A general precaution in tropical countries:
Do not drink tap water or use ice cubes.
(which come from tap water)
Stay away from salads.
(which are washed with tap water)
Don't ingest anything washed with tap water.
(unless its been cooked or boiled)
Are you seeing a pattern?
RULE #2 STAY AWAY FROM MOSQUITO'S
Another thing that gets people sick are Mosquito bites.
So stay out of the woods or shrubs and get Hepatitis A/B vaccinations.
A friend of ours made that mistake once...
We were on some remote island and she had to pee...
Well, instead of going into the ocean like we advised she went into the bushes...
...and ended up with 120 mosquito bites and a serious case of Hepatitis A infection.
RULE #3 OUTDOOR BUFFETS ARE OFF LIMITS
If you go on the boat or catamaran cruise..
...and eat food on some remote island outdoor buffet
...and then wonder why you get sick...
Remember, it takes just a couple of flies and some tap water to ruin a vacation.
RULE #4 BRING A TRAVEL MED KIT
Certain places like the middle-east are very hot and dry.
Taking an all day tour will mean your eyes are sore from the heat and dust.
It's good to have some eye drops with you.
Rather than trekking across town in the middle of the night to a pharmacy that is still open
(Yes! We have been there!).
Many remote destinations are not really good when it comes to getting prescription medication at the resorts.
Very often they have to send someone with a taxi to get the medication at a pharmacy in another town and the ride alone can be hundreds of dollars, plus the medication.
It's just easier to bring it with you...
Here are some Must Have Items for Your Travel Med-kit:
Start with a travel size med kit from your local pharmacy, then add
pain reliever/fever reducer (eg Tylenol or advil)
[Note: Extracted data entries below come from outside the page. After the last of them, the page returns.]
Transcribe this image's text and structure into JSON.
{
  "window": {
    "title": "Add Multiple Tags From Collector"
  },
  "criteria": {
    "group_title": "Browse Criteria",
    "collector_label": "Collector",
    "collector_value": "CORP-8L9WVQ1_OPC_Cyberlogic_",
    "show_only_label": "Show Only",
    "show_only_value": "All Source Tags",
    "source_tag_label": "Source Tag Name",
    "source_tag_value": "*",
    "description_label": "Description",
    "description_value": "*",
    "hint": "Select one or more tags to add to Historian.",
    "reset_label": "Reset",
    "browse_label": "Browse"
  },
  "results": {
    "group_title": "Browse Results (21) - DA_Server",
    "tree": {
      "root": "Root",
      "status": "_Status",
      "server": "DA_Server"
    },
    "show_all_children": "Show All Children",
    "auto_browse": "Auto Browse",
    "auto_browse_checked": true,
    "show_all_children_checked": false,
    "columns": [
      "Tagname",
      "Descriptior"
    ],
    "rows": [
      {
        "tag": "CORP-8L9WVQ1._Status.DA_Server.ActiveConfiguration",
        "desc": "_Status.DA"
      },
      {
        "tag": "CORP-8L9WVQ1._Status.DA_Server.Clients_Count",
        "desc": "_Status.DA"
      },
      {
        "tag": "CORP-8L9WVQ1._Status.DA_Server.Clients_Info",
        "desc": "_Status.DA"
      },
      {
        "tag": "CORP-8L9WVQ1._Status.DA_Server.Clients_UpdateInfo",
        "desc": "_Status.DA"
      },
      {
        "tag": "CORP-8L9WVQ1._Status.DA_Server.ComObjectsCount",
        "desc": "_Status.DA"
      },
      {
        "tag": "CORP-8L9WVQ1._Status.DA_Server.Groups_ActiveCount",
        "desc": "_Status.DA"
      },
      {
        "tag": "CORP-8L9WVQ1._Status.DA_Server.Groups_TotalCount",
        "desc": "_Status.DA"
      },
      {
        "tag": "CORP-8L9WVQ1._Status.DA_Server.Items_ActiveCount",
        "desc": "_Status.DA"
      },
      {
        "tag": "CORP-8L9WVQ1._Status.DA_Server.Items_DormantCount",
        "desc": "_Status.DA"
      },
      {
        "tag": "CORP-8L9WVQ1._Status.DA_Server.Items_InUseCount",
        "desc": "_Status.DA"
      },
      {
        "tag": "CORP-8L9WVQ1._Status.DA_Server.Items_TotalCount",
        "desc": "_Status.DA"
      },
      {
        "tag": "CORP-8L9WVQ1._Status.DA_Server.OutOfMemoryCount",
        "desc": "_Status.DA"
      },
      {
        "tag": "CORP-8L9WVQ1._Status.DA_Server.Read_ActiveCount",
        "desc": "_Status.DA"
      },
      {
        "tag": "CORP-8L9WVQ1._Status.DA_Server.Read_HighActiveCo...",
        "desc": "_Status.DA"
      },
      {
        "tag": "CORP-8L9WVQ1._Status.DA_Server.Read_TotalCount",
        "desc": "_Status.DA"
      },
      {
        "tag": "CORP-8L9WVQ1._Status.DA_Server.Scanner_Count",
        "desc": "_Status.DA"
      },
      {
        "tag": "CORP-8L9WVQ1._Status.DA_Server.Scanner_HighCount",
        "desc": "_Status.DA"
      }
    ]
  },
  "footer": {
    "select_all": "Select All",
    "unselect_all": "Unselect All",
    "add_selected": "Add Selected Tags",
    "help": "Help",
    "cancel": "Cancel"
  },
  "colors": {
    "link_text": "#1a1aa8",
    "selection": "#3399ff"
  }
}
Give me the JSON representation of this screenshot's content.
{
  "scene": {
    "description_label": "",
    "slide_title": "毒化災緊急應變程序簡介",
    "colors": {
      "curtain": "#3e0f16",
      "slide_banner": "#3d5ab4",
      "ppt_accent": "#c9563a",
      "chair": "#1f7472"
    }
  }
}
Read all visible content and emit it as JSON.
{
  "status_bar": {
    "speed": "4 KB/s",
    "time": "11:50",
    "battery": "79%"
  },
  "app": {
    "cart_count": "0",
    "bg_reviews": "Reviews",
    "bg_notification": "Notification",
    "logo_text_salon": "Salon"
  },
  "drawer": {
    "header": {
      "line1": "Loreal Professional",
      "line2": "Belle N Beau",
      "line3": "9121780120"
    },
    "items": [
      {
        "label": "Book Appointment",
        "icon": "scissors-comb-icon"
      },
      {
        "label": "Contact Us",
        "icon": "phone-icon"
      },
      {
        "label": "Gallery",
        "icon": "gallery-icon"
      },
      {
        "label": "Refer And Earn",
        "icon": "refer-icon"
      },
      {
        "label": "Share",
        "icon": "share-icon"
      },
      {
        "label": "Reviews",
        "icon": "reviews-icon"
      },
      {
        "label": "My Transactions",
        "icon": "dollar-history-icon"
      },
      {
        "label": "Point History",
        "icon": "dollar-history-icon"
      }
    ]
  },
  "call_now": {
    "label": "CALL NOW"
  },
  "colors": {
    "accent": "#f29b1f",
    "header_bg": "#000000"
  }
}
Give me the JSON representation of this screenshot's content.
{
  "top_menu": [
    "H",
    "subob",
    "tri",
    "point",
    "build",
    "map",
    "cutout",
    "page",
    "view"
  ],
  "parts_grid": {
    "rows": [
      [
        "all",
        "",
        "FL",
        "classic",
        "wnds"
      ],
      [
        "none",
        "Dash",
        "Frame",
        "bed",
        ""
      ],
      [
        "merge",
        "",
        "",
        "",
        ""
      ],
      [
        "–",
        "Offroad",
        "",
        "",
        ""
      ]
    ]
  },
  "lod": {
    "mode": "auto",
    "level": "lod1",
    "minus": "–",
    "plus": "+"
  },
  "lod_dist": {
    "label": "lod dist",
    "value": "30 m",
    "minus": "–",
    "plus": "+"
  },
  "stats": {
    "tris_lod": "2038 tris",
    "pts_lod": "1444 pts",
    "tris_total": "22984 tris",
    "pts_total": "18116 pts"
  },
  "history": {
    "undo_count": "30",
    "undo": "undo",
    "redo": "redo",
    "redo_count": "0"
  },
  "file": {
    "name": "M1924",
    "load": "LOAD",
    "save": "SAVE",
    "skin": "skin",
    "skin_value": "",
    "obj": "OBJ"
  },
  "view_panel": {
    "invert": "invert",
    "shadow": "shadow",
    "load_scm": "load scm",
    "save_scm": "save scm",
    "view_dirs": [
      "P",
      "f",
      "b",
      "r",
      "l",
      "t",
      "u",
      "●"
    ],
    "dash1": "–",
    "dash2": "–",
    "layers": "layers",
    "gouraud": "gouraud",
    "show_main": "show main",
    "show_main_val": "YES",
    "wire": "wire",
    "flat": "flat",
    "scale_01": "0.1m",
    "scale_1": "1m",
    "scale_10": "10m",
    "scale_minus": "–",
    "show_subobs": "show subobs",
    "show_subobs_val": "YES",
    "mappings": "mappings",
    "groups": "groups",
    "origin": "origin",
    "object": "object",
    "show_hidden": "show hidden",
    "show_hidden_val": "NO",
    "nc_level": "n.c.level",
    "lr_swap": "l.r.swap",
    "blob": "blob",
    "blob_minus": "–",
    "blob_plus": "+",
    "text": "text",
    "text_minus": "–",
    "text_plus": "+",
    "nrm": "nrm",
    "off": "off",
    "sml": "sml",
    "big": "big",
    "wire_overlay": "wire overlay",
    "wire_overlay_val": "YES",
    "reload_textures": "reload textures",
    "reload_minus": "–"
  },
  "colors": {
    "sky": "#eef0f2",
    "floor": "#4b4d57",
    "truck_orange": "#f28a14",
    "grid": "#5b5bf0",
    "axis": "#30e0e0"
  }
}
bug repellent (Deep Woods Off)
Antihistamine (pill & cream)
Pepto Bismol or Gravol (upset stomach)
Ear drops (for divers)
Eye drops (with antibiotic)
A general antibiotic ointment
Sunscreen and after-sun oitnment
Handwipes or hand disinfectant
On more remote journeys you can also generally get a 10-day general antibiotic (azithromycin) and Anti-Malaria pill supply from your doctor. Make sure you have a prescription made out to you, so that customs has no issues.
As always, don't see this as a complete list, but rather a start. Perhaps there are other items you or your family requires. And before every trip, always make sure you check your kit for completeness.